The energy system of Homo Sapiens’ civilisation is much more complex. Not only must we secure an abiotic surplus to survive we also require access to abstract agreements such as debt, crop enhancers such as fertilisers and a vast distribution network in the form of transportation links and power lines. Therefore, whenever we talk about power distribution systems we are really talking about debt, energy and infrastructure. Without these components none of it works. Whilst it is beyond the scope of this paper to analyse the components of industrialised civilisation in further detail it is clear that energy distribution is a systems problem.

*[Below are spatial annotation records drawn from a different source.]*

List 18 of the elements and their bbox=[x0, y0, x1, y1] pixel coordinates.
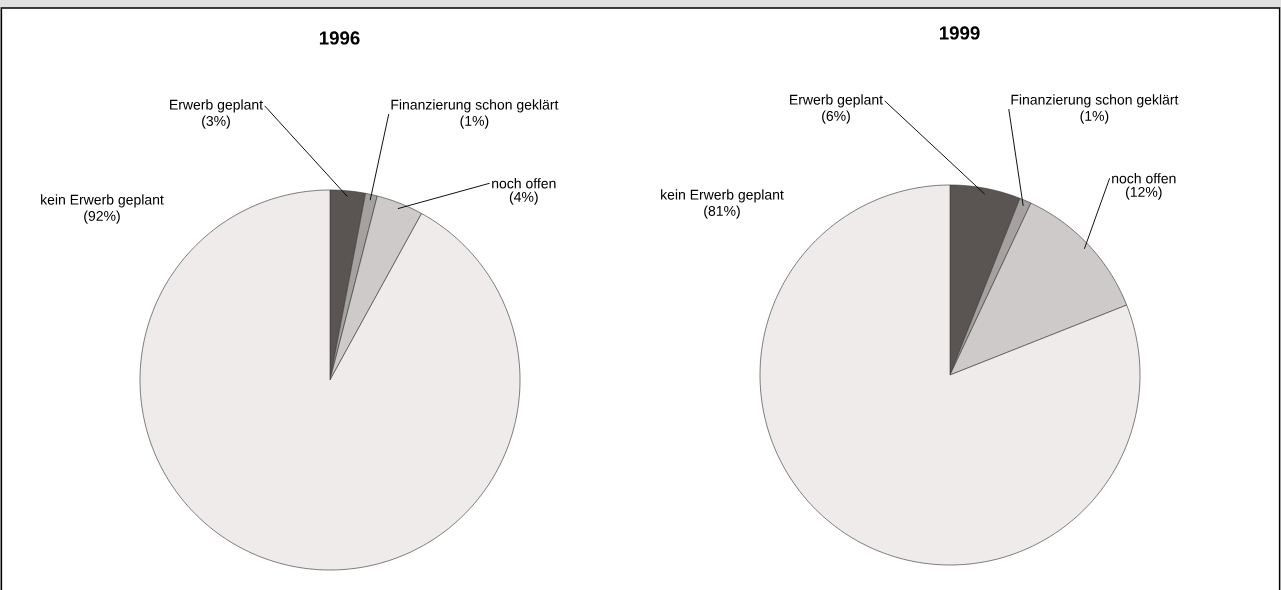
data-label: (1%) bbox=[1080, 110, 1109, 124]
slice-label: Finanzierung schon geklärt bbox=[1011, 94, 1179, 108]
data-label: (12%) bbox=[1126, 186, 1162, 200]
chart-title: 1999 bbox=[939, 26, 980, 40]
data-label: (81%) bbox=[704, 205, 740, 219]
slice-label: kein Erwerb geplant bbox=[661, 189, 784, 203]
slice-label: noch offen bbox=[492, 178, 556, 189]
data-label: (3%) bbox=[202, 115, 230, 129]
data-label: (92%) bbox=[84, 210, 120, 224]
slice-label: Erwerb geplant bbox=[790, 94, 883, 108]
slice-label: kein Erwerb geplant bbox=[41, 194, 164, 208]
slice-label: Finanzierung schon geklärt bbox=[391, 99, 559, 113]
slice-label: noch offen bbox=[1112, 173, 1176, 184]
chart-title: 1996 bbox=[319, 31, 360, 45]
data-label: (1%) bbox=[460, 115, 489, 129]
slice-label: Erwerb geplant bbox=[170, 99, 263, 113]
data-label: (6%) bbox=[822, 110, 850, 124]
data-label: (4%) bbox=[509, 191, 538, 205]
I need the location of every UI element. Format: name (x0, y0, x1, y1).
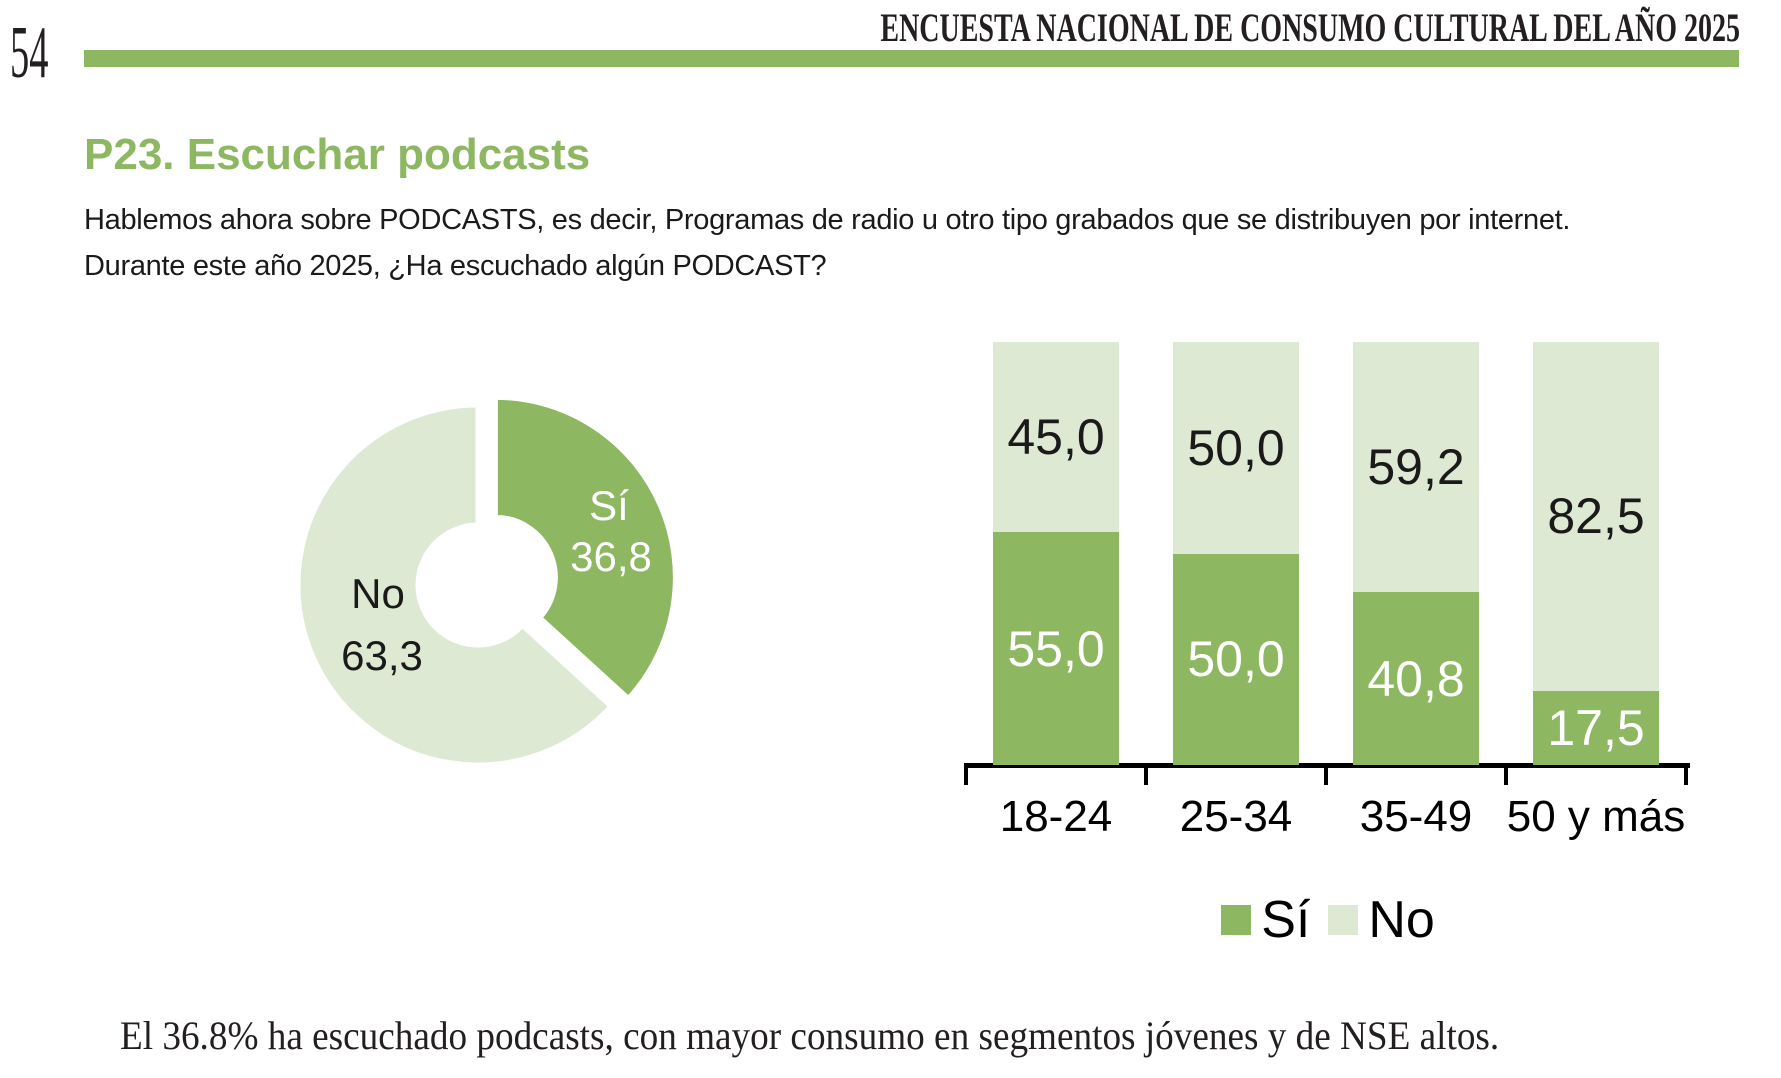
question-text: Hablemos ahora sobre PODCASTS, es decir,… (84, 197, 1570, 289)
x-axis-tick (1684, 763, 1688, 785)
bar-value-label-si: 50,0 (1187, 631, 1285, 688)
header-accent-strip (84, 50, 1739, 67)
question-line-2: Durante este año 2025, ¿Ha escuchado alg… (84, 250, 827, 282)
legend-swatch-si (1221, 905, 1252, 935)
question-title: P23. Escuchar podcasts (84, 130, 591, 179)
bar-segment-si (993, 532, 1119, 765)
donut-slice-label-no: No (351, 570, 405, 617)
bar-segment-no (1353, 342, 1479, 593)
donut-chart: Sí 36,8 No 63,3 (280, 380, 700, 780)
bar-value-label-no: 50,0 (1187, 419, 1285, 476)
x-axis-line (966, 763, 1690, 768)
donut-slice-label-si: Sí (589, 482, 629, 529)
stacked-bar-chart: 45,0 55,0 18-24 50,0 50,0 25-34 59,2 40,8 35-49 8… (964, 342, 1690, 839)
bar-segment-no (1533, 342, 1659, 691)
x-axis-tick (1144, 763, 1148, 785)
legend-item-no: No (1328, 891, 1435, 949)
x-axis-label: 50 y más (1506, 792, 1686, 841)
legend-swatch-no (1328, 905, 1359, 935)
bar-segment-si (1353, 592, 1479, 765)
x-axis-label: 18-24 (999, 792, 1113, 841)
question-line-1: Hablemos ahora sobre PODCASTS, es decir,… (84, 204, 1571, 236)
x-axis-tick (964, 763, 968, 785)
x-axis-tick (1324, 763, 1328, 785)
bar-value-label-no: 82,5 (1547, 488, 1645, 545)
x-axis-tick (1504, 763, 1508, 785)
bar-segment-no (1173, 342, 1299, 554)
donut-slice-sí (492, 394, 678, 703)
bar-value-label-no: 45,0 (1007, 409, 1105, 466)
donut-slice-value-no: 63,3 (341, 632, 423, 679)
bar-segment-si (1173, 553, 1299, 765)
bar-segment-no (993, 342, 1119, 533)
caption: El 36.8% ha escuchado podcasts, con mayo… (120, 1013, 1500, 1058)
x-axis-label: 35-49 (1359, 792, 1473, 841)
header-title: ENCUESTA NACIONAL DE CONSUMO CULTURAL DE… (880, 5, 1740, 50)
donut-slice-no (295, 402, 615, 768)
legend-label-si: Sí (1261, 891, 1311, 949)
donut-slice-value-si: 36,8 (570, 533, 652, 580)
page-number: 54 (10, 12, 49, 94)
donut-svg (295, 394, 678, 768)
bar-value-label-si: 55,0 (1007, 620, 1105, 677)
bar-value-label-no: 59,2 (1367, 439, 1465, 496)
bar-value-label-si: 40,8 (1367, 650, 1465, 707)
bar-segment-si (1533, 690, 1659, 765)
legend-label-no: No (1368, 891, 1435, 949)
chart-legend: Sí No (966, 894, 1690, 946)
bar-value-label-si: 17,5 (1547, 699, 1645, 756)
x-axis-label: 25-34 (1179, 792, 1293, 841)
legend-item-si: Sí (1221, 894, 1310, 946)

It is within the scope of this paper, however, to recommend a number of actions that, if undertaken, would ensure that the United Kingdom utilised the highest quality of energy sources available. With that goal in mind Energy Policy could be used as a tool to improve both the reporting mechanism for energy quality and enforce a minimum ERoI threshold that each energy source shall meet before acceptance for national distribution. The purpose of this is to ensure that the power distribution network complies with the observations referenced in this paper – chiefly that high ERoI energy sources result in a higher standard of living. This would be achieved as follows;
- Determine a universal method for ERoI calculations which incorporates all energy inputs
- Ensure energy providers accurately report ERoI figures to the Regulator
- Set a minimum ERoI figure for acceptance by the national power distribution network
- Penalise energy suppliers which supply the national power distribution network using energy sources which fall below this ERoI value
If Energy Policy cannot prevent low quality energy sources from being made available to the national power distribution network then we must give serious examination to the effects upon society that a lower ERoI powered system will cause.
From the data presented in this paper it is clear that the quality of our traditional energy sources are in decline and that renewable sources aimed to replace them are of even lower quality. With our high standard of living dependent upon high quality energy sources the need to accurately measure ERoI has never been greater. Systems analysis should be used to define the boundaries of ERoI analysis to provide a universal point of reference as a means of comparing various energy sources. Once established, this can be used to assess the quality of the energy sources available to the United Kingdom’s power distribution network. It may well be the case that the UK cannot attain an ERoISOC of 20:1. If that is the case we must engage in serious discussions about the implications to society and pay particular attention to the functions that a lower ERoI can afford.